Legal Challenges Stall Insolvency Proceedings
In a significant development for the ongoing insolvency proceedings of Bhushan Power & Steel Limited, legal representatives filed applications on June 1, 2026, seeking the immediate replacement of the Interim Resolution Professional (IRP), Sh. Santanu T. Ray. The move, initiated under I.A. No. 4064 and 4065, highlights growing procedural friction within the Corporate Insolvency Resolution Process (CIRP) framework as the Committee of Creditors (CoC) remains unformed.
Contextual Background of the Dispute
The current legal impasse stems from a series of procedural delays following the initial commencement of CIRP proceedings on November 12, 2025. Judicial scrutiny has focused on the validity of the debt classification, with the Chairperson of the National Company Law Appellate Tribunal noting on November 20, 2025, that the status of the debt as a “financial debt” requires further rigorous examination.
The Conflict Over IRP Eligibility
The core of the current application rests on the professional workload of the appointed IRP. Legal counsel argues that Sh. Santanu T. Ray is currently overseeing more than 10 active insolvency cases, a threshold that purportedly disqualifies him from taking on additional responsibilities under current regulatory expectations. This challenge suggests that the sheer volume of cases handled by individual insolvency professionals is becoming a primary bottleneck for corporate resolution timelines.

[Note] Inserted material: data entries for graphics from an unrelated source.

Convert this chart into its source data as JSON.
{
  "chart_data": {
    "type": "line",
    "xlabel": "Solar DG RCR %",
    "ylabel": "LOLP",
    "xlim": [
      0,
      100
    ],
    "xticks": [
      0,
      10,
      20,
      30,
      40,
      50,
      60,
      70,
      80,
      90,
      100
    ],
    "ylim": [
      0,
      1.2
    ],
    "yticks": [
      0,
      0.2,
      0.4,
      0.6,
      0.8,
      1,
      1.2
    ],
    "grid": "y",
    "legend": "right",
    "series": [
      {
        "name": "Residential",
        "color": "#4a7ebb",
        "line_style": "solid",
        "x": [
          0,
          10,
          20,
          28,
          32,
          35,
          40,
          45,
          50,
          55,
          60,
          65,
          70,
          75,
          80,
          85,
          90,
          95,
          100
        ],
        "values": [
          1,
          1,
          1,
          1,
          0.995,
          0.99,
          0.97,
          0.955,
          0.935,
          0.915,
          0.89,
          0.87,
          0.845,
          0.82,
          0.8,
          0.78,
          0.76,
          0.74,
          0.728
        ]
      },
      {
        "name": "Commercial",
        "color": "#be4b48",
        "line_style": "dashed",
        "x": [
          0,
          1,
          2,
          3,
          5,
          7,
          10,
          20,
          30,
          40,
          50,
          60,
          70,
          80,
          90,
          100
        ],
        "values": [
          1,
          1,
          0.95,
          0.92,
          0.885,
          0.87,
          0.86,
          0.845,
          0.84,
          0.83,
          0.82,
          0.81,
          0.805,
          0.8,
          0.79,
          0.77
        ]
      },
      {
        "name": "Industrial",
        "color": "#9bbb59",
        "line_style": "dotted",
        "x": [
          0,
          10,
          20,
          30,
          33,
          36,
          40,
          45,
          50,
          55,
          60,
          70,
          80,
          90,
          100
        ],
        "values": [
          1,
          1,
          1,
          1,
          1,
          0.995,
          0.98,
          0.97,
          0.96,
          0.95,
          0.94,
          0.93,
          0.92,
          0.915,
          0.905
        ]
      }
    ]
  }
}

Procedural Gridlock in CIRP
The inability to form a Committee of Creditors has left the resolution process in a state of suspended animation. Without a functional CoC, the IRP lacks the necessary mandate to move forward with the resolution plan or asset management. An order dated January 30, 2026, previously acknowledged that while proceedings had formally commenced, the IRP remained unable to execute essential operational steps, effectively freezing the company’s restructuring efforts.
Industry-Wide Implications
This case underscores the systemic risks associated with the high concentration of insolvency cases among a select group of professionals. For the broader industry, the outcome of this dispute will likely set a precedent for how the courts handle conflicts of interest and workload capacity in high-stakes insolvency matters. Investors and creditors should watch for potential regulatory adjustments regarding the maximum number of cases an IRP can manage simultaneously, as this could lead to a more fragmented and competitive insolvency landscape in the coming months.
Frequently Asked Questions
Why does the absence of a Committee of Creditors prevent the IRP from managing the company?
The Committee of Creditors serves as the primary decision-making body in the insolvency process. Without its formation, the Interim Resolution Professional lacks the legal mandate to approve resolution plans, manage operational assets, or execute restructuring steps. This creates a procedural void where the IRP cannot act, effectively freezing all corporate recovery efforts until the committee is formally constituted.
Does the challenge against the IRP based on his workload have a specific regulatory basis?
The challenge stems from concerns regarding professional bandwidth and regulatory expectations. While specific caps on case volume are evolving, legal counsel argues that overseeing more than ten active insolvency cases compromises an IRP's ability to provide the necessary focus for complex matters like Bhushan Power & Steel, suggesting that high case concentrations serve as a significant bottleneck for timely resolutions.
How does the dispute over 'financial debt' classification impact the overall insolvency timeline?
The classification of debt is a foundational element of the CIRP. If the debt is not definitively categorized as a 'financial debt,' the eligibility of certain creditors to participate in the Committee of Creditors remains in legal limbo. This judicial scrutiny forces a pause in proceedings, preventing the formation of the committee and stalling the entire restructuring process until the court provides a final determination.
What are the broader industry implications if the court rules against the current IRP?
A ruling against the IRP could set a critical legal precedent regarding workload capacity and conflicts of interest. It may force regulatory bodies to impose stricter limits on the number of cases an individual can handle simultaneously. This shift could lead to a more fragmented market, requiring the industry to distribute insolvency cases across a wider pool of professionals rather than relying on a select few.